How the next mayor can rebuild trust with targeted reforms and better local engagement
The next occupant of City Hall will need to move beyond polished slogans and show Londoners, in practical terms, that their concerns are shaping decisions. That starts with more visible, everyday democracy: regular ward-level assemblies where residents can grill officials on transport delays, crime hotspots or housing schemes, and see follow-up reports on what was acted on.Digital tools could support this, but not replace it – local pop-up “civic desks” in libraries, markets and high streets would bring City Hall to people who rarely attend formal consultations. Adding a small pot of participatory budget to each borough, where communities vote on how to spend funds on parks, youth hubs or street safety, would give residents tangible proof that their voices have financial weight.
Trust also hinges on making a complex city government legible. A new mayor could publish a clear accountability dashboard that tracks promises against outcomes, updated quarterly and explained in plain English. Open data is not enough; it has to be framed so that Londoners can see who is responsible, by when, and with what resources. Simple measures such as a public register of mayoral meetings, clear criteria for policing priorities, and independent “community auditors” embedded in long-running regeneration projects would all help narrow the gap between rhetoric and reality. The table below shows how targeted reforms might translate into concrete gains for residents:
| Reform | Main Change | Benefit for Londoners |
|---|---|---|
| Ward assemblies | Regular local forums | Direct access to decision-makers |
| Participatory budgets | Community-led spending | Visible projects chosen by residents |
| Accountability dashboard | Track promises vs.delivery | Clear view of mayoral performance |
| Meeting register | Public log of lobby access | Greater confidence in impartiality |
- Local presence – City Hall officials regularly working from borough hubs, not just SE1.
- Plain-language reporting – summaries of key decisions translated and distributed via schools, GP surgeries and faith groups.
- Co-designed policies – residents sitting alongside experts on panels for major housing, climate and transport plans.
To Wrap It Up
As London enters the next quarter-century of mayoral rule, the gap between the office’s promise and Londoners’ perceptions is unfeasible to ignore. Our polling highlights a city that values the visibility and clout a mayor can bring, but is increasingly sceptical about whether that power is being used to address everyday concerns – from the cost of living and housing to safety and transport.

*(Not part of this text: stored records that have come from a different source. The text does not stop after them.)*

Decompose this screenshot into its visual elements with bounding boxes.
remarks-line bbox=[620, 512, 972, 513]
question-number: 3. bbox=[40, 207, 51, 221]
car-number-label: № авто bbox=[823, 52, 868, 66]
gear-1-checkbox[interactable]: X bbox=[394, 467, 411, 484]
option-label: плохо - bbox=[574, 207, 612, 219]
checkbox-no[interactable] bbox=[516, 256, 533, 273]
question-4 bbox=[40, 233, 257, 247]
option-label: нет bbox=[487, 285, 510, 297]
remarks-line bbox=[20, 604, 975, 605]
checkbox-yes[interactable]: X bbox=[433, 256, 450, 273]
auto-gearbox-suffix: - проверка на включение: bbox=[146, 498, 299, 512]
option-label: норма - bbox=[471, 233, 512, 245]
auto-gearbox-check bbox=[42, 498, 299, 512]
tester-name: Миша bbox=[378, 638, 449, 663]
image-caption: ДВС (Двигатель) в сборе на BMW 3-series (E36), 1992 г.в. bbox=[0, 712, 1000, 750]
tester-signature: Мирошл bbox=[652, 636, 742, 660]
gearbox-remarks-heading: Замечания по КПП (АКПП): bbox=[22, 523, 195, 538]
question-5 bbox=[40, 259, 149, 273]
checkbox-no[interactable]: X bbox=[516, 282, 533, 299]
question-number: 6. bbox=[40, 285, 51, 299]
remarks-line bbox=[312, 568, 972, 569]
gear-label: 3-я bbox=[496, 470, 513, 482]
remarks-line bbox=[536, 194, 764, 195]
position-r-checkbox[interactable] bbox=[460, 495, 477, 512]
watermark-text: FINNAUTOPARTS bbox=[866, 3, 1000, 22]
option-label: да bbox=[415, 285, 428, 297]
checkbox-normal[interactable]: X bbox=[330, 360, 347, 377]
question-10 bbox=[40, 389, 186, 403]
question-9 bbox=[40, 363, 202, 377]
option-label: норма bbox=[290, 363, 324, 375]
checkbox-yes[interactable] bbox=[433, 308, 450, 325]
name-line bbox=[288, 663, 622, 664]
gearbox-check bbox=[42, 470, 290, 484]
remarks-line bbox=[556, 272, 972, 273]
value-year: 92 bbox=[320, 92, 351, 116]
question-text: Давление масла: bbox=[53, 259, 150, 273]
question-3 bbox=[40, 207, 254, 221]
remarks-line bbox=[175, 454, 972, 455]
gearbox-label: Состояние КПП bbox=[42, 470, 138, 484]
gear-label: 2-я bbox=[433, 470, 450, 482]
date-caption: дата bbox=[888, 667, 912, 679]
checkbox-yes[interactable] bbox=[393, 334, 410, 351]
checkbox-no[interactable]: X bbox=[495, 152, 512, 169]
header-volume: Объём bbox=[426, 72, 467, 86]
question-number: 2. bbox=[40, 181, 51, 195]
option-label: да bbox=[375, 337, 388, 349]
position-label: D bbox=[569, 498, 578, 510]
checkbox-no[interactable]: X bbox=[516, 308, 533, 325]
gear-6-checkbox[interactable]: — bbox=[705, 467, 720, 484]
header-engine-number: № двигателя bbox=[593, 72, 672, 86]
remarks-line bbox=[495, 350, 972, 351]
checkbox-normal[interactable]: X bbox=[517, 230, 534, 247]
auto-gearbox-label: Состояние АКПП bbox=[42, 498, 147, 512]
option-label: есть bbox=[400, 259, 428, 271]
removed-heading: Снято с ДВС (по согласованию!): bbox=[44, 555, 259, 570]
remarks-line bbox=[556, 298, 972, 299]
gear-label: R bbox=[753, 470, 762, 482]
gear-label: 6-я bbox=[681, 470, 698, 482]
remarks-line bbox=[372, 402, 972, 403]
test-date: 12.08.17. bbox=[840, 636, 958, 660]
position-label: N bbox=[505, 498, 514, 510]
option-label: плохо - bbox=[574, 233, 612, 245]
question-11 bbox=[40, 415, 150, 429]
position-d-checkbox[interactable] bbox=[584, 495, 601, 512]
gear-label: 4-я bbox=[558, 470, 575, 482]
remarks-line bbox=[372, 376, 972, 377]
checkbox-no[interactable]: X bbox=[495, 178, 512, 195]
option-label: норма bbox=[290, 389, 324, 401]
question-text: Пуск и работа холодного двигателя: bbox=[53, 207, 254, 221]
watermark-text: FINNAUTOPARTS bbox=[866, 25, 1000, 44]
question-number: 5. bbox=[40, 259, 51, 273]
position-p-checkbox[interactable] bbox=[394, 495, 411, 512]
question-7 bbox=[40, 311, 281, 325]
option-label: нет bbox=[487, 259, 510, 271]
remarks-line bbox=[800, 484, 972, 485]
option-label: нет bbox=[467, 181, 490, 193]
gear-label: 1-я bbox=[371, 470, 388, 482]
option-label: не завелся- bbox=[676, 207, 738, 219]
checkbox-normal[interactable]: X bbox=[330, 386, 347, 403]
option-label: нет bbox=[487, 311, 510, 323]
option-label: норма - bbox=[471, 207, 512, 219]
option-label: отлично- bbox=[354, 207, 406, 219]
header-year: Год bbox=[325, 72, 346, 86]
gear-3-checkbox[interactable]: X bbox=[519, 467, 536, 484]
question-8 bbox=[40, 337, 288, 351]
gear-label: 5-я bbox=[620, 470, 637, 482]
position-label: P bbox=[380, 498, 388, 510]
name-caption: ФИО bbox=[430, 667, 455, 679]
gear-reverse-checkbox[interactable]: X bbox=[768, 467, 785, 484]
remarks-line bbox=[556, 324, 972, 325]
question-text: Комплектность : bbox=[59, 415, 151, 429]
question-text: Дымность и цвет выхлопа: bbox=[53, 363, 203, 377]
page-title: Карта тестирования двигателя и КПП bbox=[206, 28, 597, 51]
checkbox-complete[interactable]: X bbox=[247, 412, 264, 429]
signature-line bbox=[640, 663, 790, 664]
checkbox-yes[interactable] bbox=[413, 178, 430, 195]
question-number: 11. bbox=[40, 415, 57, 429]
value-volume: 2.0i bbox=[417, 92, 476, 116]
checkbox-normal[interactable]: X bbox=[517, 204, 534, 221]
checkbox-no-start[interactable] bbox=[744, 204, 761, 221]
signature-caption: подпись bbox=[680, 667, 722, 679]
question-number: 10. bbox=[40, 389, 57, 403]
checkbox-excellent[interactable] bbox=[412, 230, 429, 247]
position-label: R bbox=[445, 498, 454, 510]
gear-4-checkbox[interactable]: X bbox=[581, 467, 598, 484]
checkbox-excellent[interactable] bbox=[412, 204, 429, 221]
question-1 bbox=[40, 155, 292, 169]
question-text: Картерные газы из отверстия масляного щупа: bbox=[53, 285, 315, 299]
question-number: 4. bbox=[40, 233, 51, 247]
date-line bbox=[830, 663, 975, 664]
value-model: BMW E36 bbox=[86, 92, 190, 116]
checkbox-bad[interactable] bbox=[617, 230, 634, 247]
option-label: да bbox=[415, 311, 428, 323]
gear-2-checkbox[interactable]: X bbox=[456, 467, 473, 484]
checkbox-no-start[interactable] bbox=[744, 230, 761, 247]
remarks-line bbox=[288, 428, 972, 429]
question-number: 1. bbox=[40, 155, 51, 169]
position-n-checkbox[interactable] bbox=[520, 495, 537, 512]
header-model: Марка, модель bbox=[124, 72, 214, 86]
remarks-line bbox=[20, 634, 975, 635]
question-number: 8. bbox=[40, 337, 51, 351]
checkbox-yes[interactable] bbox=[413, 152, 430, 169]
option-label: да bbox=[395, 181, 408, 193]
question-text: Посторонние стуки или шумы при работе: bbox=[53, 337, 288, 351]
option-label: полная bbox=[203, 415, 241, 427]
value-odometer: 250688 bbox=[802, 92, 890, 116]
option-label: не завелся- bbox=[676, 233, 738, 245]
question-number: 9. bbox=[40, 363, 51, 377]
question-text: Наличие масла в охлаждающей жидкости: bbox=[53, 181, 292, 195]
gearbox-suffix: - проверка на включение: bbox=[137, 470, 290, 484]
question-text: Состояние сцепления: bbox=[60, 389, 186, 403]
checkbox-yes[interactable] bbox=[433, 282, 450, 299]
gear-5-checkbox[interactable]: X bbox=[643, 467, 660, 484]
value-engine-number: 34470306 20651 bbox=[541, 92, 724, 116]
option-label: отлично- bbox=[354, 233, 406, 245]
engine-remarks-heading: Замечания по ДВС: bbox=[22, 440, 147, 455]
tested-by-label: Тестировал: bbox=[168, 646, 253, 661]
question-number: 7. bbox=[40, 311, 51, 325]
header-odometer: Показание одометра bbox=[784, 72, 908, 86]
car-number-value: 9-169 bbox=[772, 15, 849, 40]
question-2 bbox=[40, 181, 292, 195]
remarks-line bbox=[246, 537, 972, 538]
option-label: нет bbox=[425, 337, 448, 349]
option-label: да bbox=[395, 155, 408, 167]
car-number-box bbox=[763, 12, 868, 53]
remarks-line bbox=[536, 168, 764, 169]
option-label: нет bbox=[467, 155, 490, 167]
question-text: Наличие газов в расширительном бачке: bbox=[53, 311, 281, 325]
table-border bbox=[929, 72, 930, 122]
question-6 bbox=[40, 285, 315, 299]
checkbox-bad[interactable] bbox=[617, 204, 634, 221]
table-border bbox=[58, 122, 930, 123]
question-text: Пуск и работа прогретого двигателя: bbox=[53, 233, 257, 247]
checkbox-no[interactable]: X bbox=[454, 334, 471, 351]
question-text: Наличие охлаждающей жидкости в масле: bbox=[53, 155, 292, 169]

The creation of the mayoralty was meant to give London a stronger voice and a clearer line of accountability. Twenty-five years on, that experiment is firmly embedded in the political fabric of the capital, yet questions about effectiveness, responsiveness and trust remain unresolved.
What happens next will depend not only on who occupies City Hall, but on whether central government is willing to loosen its grip and whether Londoners themselves remain engaged with a system many now view with ambivalence. The discontent our survey reveals is not just a verdict on individual personalities,but on the limits of the model as it stands.
As new challenges sharpen – from climate adaptation to persistent inequality – the debate over how London is governed,and how much power its mayor should really wield,is likely to intensify. A generation after the post was created, the question is no longer whether London should have a mayor, but what kind of mayoralty the city now needs.